“¿Qué tiene que pasar para que te dejes ayudar?”. En un momento de zozobra, cuando el fregadero se atasca y no hay un fontanero disponible para solucionar el problema, el personaje de Emma Suárez se bloquea. Es una situación que la desquicia. Su marido (un comedido y, a ratos, ausente Darío Grandinetti) y una de sus hijas (una Natalia de Molina que mantiene el pulso emocional de la película en todo momento) no saben cómo actuar. Pero, igual que ahora es el fregadero, mañana puede ser cualquier otra cosa.

🟠Emma Suárez: “He aprendido a convivir con la inestabilidad”
 

En ese contexto, durante su proceso de recuperación de una adicción al alcohol, la madre recurre a su asesor. “Si lo mando a espiar, toca el timbre”, dice con un tono frío y seco, refiriéndose a su marido. La frase, cargada de sarcasmo y resignación, es solo una pincelada del tono de Desmontando a un elefante, película (ha llegado a los cines este viernes) que rehúye los estereotipos habituales al abordar un tema tan complejo como este. En cada gesto, el director, el catalán Aitor Echeverría (que aquí debuta de largo y ya exploró este universo en 2020 con el corto Morir cada día) opta por una aproximación más psicológica que emocional. Los silencios, la soledad y la luz omnipresente en cada escena —con esas enormes cristaleras de una casa situada en un barrio privilegiado de la parte alta de Barcelona— construyen un contraste inquietante: en un entorno donde todo parece perfecto, no hay espacio para problemas como este.

Siempre hay sospechas. Siempre hay miedo

Marga (Emma Suárez) es una mujer de éxito: una arquitecta bohemia que ha consolidado su prestigio profesional, pero que, en la intimidad, encuentra refugio en los puzles. La adaptación a una nueva vida conlleva métodos, rutinas y normas estrictas: horarios, calendarios, incluso el momento dedicado a programas triviales en la televisión. Esto, como casi todo en la vida, se convierte en un juego: ceder y resistir. Una dinámica que también aplica a la danza que practica Blanca (Natalia de Molina), la hija que observa, cuida y vigila a su madre. La otra hija, ajena a la situación, vive en Francia. Blanca, en cambio, está inmersa en un equilibrio precario, intentando entender cómo todo lo que ocurre afecta a su vida y a la de los demás. La tensión flota en cada segundo: en el hospital, en la cena de Nochebuena donde todos brindan con agua, cuando Blanca huele la ropa de su madre en busca de pruebas... Siempre hay sospechas. Siempre hay miedo.

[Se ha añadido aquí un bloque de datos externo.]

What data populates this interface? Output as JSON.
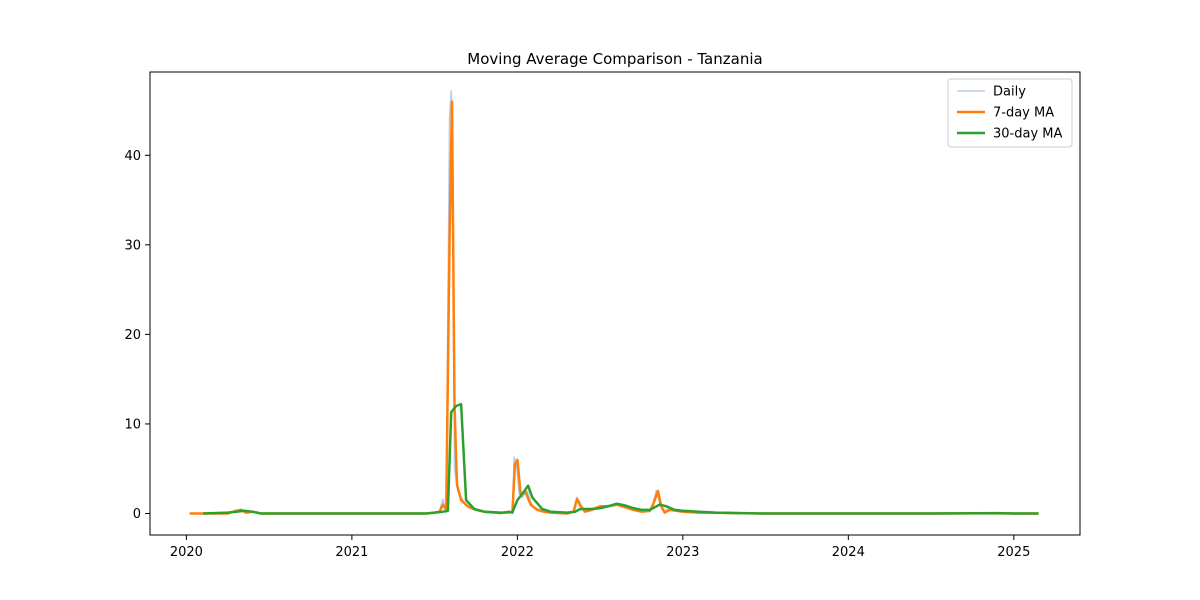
{
  "chart_data": {
    "type": "line",
    "title": "Moving Average Comparison - Tanzania",
    "xlabel": "",
    "ylabel": "",
    "xlim": [
      2019.78,
      2025.4
    ],
    "ylim": [
      -2.4,
      49.3
    ],
    "x_ticks": [
      2020,
      2021,
      2022,
      2023,
      2024,
      2025
    ],
    "x_tick_labels": [
      "2020",
      "2021",
      "2022",
      "2023",
      "2024",
      "2025"
    ],
    "y_ticks": [
      0,
      10,
      20,
      30,
      40
    ],
    "y_tick_labels": [
      "0",
      "10",
      "20",
      "30",
      "40"
    ],
    "grid": false,
    "legend_position": "top-right",
    "series": [
      {
        "name": "Daily",
        "color": "#aec7e8",
        "width": 1.5,
        "opacity": 0.9,
        "points": [
          [
            2020.02,
            0
          ],
          [
            2020.1,
            0
          ],
          [
            2020.25,
            0
          ],
          [
            2020.3,
            0.3
          ],
          [
            2020.33,
            0.5
          ],
          [
            2020.36,
            0.1
          ],
          [
            2020.4,
            0.2
          ],
          [
            2020.45,
            0
          ],
          [
            2021.0,
            0
          ],
          [
            2021.45,
            0
          ],
          [
            2021.5,
            0.1
          ],
          [
            2021.53,
            0.3
          ],
          [
            2021.55,
            1.6
          ],
          [
            2021.57,
            0.1
          ],
          [
            2021.59,
            44
          ],
          [
            2021.6,
            47.2
          ],
          [
            2021.61,
            40
          ],
          [
            2021.62,
            5
          ],
          [
            2021.64,
            2.5
          ],
          [
            2021.68,
            1.2
          ],
          [
            2021.72,
            0.5
          ],
          [
            2021.8,
            0.2
          ],
          [
            2021.9,
            0.05
          ],
          [
            2021.95,
            0.3
          ],
          [
            2021.97,
            0
          ],
          [
            2021.98,
            6.3
          ],
          [
            2021.995,
            5.5
          ],
          [
            2022.01,
            2.3
          ],
          [
            2022.03,
            1.8
          ],
          [
            2022.06,
            2.5
          ],
          [
            2022.09,
            0.8
          ],
          [
            2022.15,
            0.3
          ],
          [
            2022.2,
            0.1
          ],
          [
            2022.3,
            0
          ],
          [
            2022.34,
            0.2
          ],
          [
            2022.36,
            1.8
          ],
          [
            2022.38,
            1.2
          ],
          [
            2022.4,
            0.2
          ],
          [
            2022.45,
            0.5
          ],
          [
            2022.5,
            0.8
          ],
          [
            2022.55,
            0.9
          ],
          [
            2022.6,
            1.1
          ],
          [
            2022.65,
            0.8
          ],
          [
            2022.7,
            0.4
          ],
          [
            2022.75,
            0.3
          ],
          [
            2022.8,
            0.2
          ],
          [
            2022.82,
            1.2
          ],
          [
            2022.84,
            2.6
          ],
          [
            2022.86,
            1.1
          ],
          [
            2022.88,
            0.3
          ],
          [
            2022.92,
            0.5
          ],
          [
            2022.96,
            0.3
          ],
          [
            2023.0,
            0.2
          ],
          [
            2023.1,
            0.1
          ],
          [
            2023.2,
            0.1
          ],
          [
            2023.3,
            0.05
          ],
          [
            2023.5,
            0
          ],
          [
            2024.0,
            0
          ],
          [
            2024.5,
            0
          ],
          [
            2024.9,
            0.05
          ],
          [
            2025.0,
            0
          ],
          [
            2025.15,
            0
          ]
        ]
      },
      {
        "name": "7-day MA",
        "color": "#ff7f0e",
        "width": 2.5,
        "opacity": 1,
        "points": [
          [
            2020.02,
            0
          ],
          [
            2020.1,
            0
          ],
          [
            2020.25,
            0
          ],
          [
            2020.3,
            0.3
          ],
          [
            2020.33,
            0.4
          ],
          [
            2020.36,
            0.1
          ],
          [
            2020.4,
            0.2
          ],
          [
            2020.45,
            0
          ],
          [
            2021.0,
            0
          ],
          [
            2021.45,
            0
          ],
          [
            2021.5,
            0.1
          ],
          [
            2021.53,
            0.2
          ],
          [
            2021.55,
            1.0
          ],
          [
            2021.57,
            0.4
          ],
          [
            2021.59,
            30
          ],
          [
            2021.605,
            46
          ],
          [
            2021.62,
            12
          ],
          [
            2021.635,
            3.2
          ],
          [
            2021.66,
            1.5
          ],
          [
            2021.7,
            0.8
          ],
          [
            2021.75,
            0.4
          ],
          [
            2021.8,
            0.2
          ],
          [
            2021.9,
            0.05
          ],
          [
            2021.95,
            0.2
          ],
          [
            2021.97,
            0.1
          ],
          [
            2021.985,
            5.5
          ],
          [
            2022.0,
            6.0
          ],
          [
            2022.02,
            2.1
          ],
          [
            2022.05,
            2.4
          ],
          [
            2022.08,
            1.0
          ],
          [
            2022.12,
            0.4
          ],
          [
            2022.16,
            0.2
          ],
          [
            2022.2,
            0.1
          ],
          [
            2022.3,
            0
          ],
          [
            2022.34,
            0.2
          ],
          [
            2022.36,
            1.6
          ],
          [
            2022.38,
            0.9
          ],
          [
            2022.41,
            0.2
          ],
          [
            2022.45,
            0.4
          ],
          [
            2022.5,
            0.8
          ],
          [
            2022.55,
            0.8
          ],
          [
            2022.6,
            1.0
          ],
          [
            2022.65,
            0.7
          ],
          [
            2022.7,
            0.4
          ],
          [
            2022.75,
            0.2
          ],
          [
            2022.8,
            0.3
          ],
          [
            2022.82,
            1.0
          ],
          [
            2022.85,
            2.5
          ],
          [
            2022.87,
            0.8
          ],
          [
            2022.89,
            0.1
          ],
          [
            2022.92,
            0.4
          ],
          [
            2022.96,
            0.3
          ],
          [
            2023.0,
            0.2
          ],
          [
            2023.1,
            0.1
          ],
          [
            2023.2,
            0.08
          ],
          [
            2023.3,
            0.05
          ],
          [
            2023.5,
            0
          ],
          [
            2024.0,
            0
          ],
          [
            2024.5,
            0
          ],
          [
            2024.9,
            0.03
          ],
          [
            2025.0,
            0
          ],
          [
            2025.15,
            0
          ]
        ]
      },
      {
        "name": "30-day MA",
        "color": "#2ca02c",
        "width": 2.5,
        "opacity": 1,
        "points": [
          [
            2020.1,
            0
          ],
          [
            2020.25,
            0.1
          ],
          [
            2020.3,
            0.2
          ],
          [
            2020.35,
            0.3
          ],
          [
            2020.4,
            0.2
          ],
          [
            2020.45,
            0
          ],
          [
            2021.0,
            0
          ],
          [
            2021.45,
            0
          ],
          [
            2021.5,
            0.1
          ],
          [
            2021.55,
            0.2
          ],
          [
            2021.58,
            0.3
          ],
          [
            2021.6,
            11.3
          ],
          [
            2021.63,
            12
          ],
          [
            2021.66,
            12.2
          ],
          [
            2021.69,
            1.5
          ],
          [
            2021.74,
            0.5
          ],
          [
            2021.8,
            0.2
          ],
          [
            2021.9,
            0.1
          ],
          [
            2021.97,
            0.15
          ],
          [
            2022.0,
            1.5
          ],
          [
            2022.03,
            2.2
          ],
          [
            2022.065,
            3.1
          ],
          [
            2022.09,
            1.8
          ],
          [
            2022.15,
            0.5
          ],
          [
            2022.2,
            0.2
          ],
          [
            2022.3,
            0.1
          ],
          [
            2022.35,
            0.2
          ],
          [
            2022.38,
            0.5
          ],
          [
            2022.45,
            0.5
          ],
          [
            2022.5,
            0.6
          ],
          [
            2022.55,
            0.8
          ],
          [
            2022.6,
            1.1
          ],
          [
            2022.65,
            0.9
          ],
          [
            2022.7,
            0.6
          ],
          [
            2022.75,
            0.4
          ],
          [
            2022.8,
            0.4
          ],
          [
            2022.86,
            1.0
          ],
          [
            2022.9,
            0.8
          ],
          [
            2022.95,
            0.4
          ],
          [
            2023.0,
            0.3
          ],
          [
            2023.1,
            0.2
          ],
          [
            2023.2,
            0.1
          ],
          [
            2023.5,
            0
          ],
          [
            2024.0,
            0
          ],
          [
            2024.5,
            0
          ],
          [
            2024.9,
            0.05
          ],
          [
            2025.0,
            0
          ],
          [
            2025.15,
            0
          ]
        ]
      }
    ]
  }
}
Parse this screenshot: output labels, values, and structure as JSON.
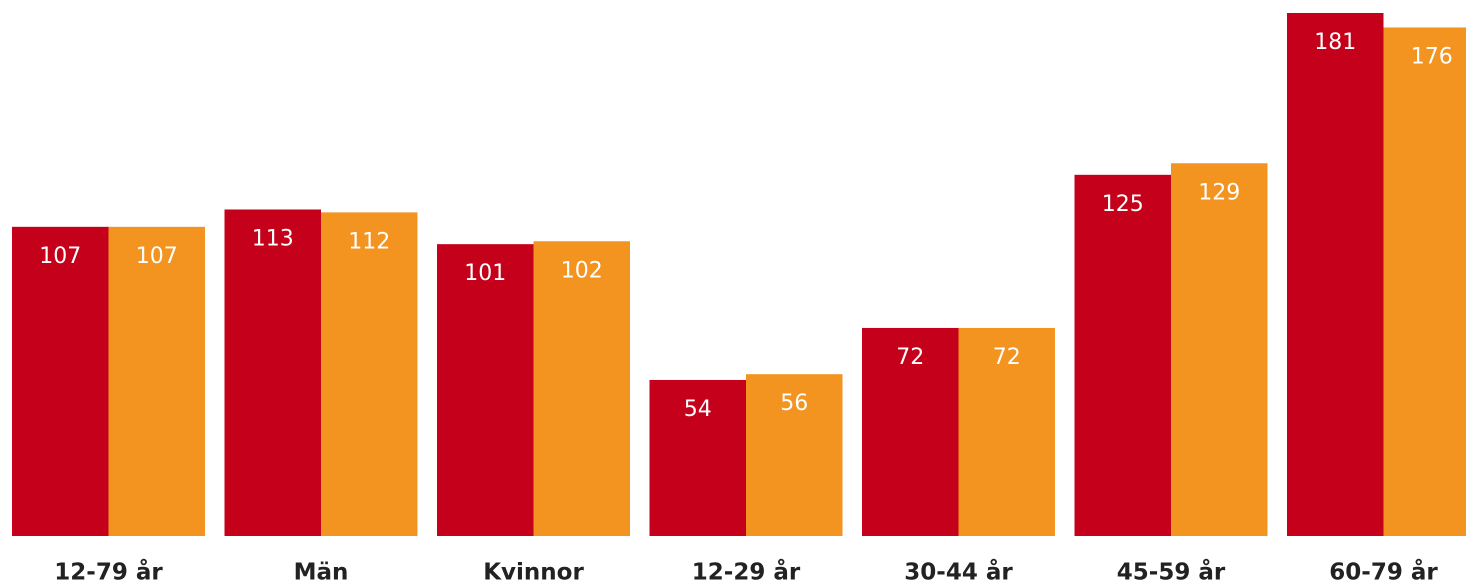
{
  "chart_data": {
    "type": "bar",
    "categories": [
      "12-79 år",
      "Män",
      "Kvinnor",
      "12-29 år",
      "30-44 år",
      "45-59 år",
      "60-79 år"
    ],
    "series": [
      {
        "color": "#c4001a",
        "values": [
          107,
          113,
          101,
          54,
          72,
          125,
          181
        ]
      },
      {
        "color": "#f39320",
        "values": [
          107,
          112,
          102,
          56,
          72,
          129,
          176
        ]
      }
    ]
  }
}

Escena del rodaje de Desmontando un elefante / Foto: Sophie Koehler

“Cuando te relajas, las cosas salen”, le dice una compañera de danza. Pero Blanca no se lo permite. Si baja la guardia, siente que todo se derrumbará. “¿Y papá?”, pregunta. “Papá es papá”, responde ella misma, resignada. El padre, en cambio, parece distante, reflexionando sobre nimiedades como las diferencias entre llamar Jean Phillipe o Félix a su futuro nieto. Según él, Félix es sinónimo de alegría, aunque como persona apenas aporte algo a la familia. “¿Qué problema hay en ser aburrido?”, argumenta con indiferencia.

En medio de este caos, Emma Suárez brilla. No parece haber una actriz más ideal para encarnar a esta mujer altiva, soberbia y, a la vez, frágil como el papel de fumar

Desmontando un elefante es un retrato del “estás o no estás”. En medio de este caos, Emma Suárez brilla. No parece haber una actriz más ideal para encarnar a esta mujer altiva, soberbia y, a la vez, frágil como el papel de fumar. Está espléndida en los momentos en que la cámara la captura sola: hablando consigo misma mientras construye una maqueta o enfrentándose al instante en que, sí, oye al elefante y todo se desmorona. No es la primera vez que Emma Suárez se sumerge en personajes complejos (como en Bajo las estrellas, Josefina o la Julieta de Almodóvar), y aquí lo hace bajo la dirección de alguien que parece haber vivido situaciones similares. Alguien que, a través de estas preguntas tan necesarias, explora lo que casi nunca se verbaliza: ¿qué tiene que pasar para que te dejes ayudar?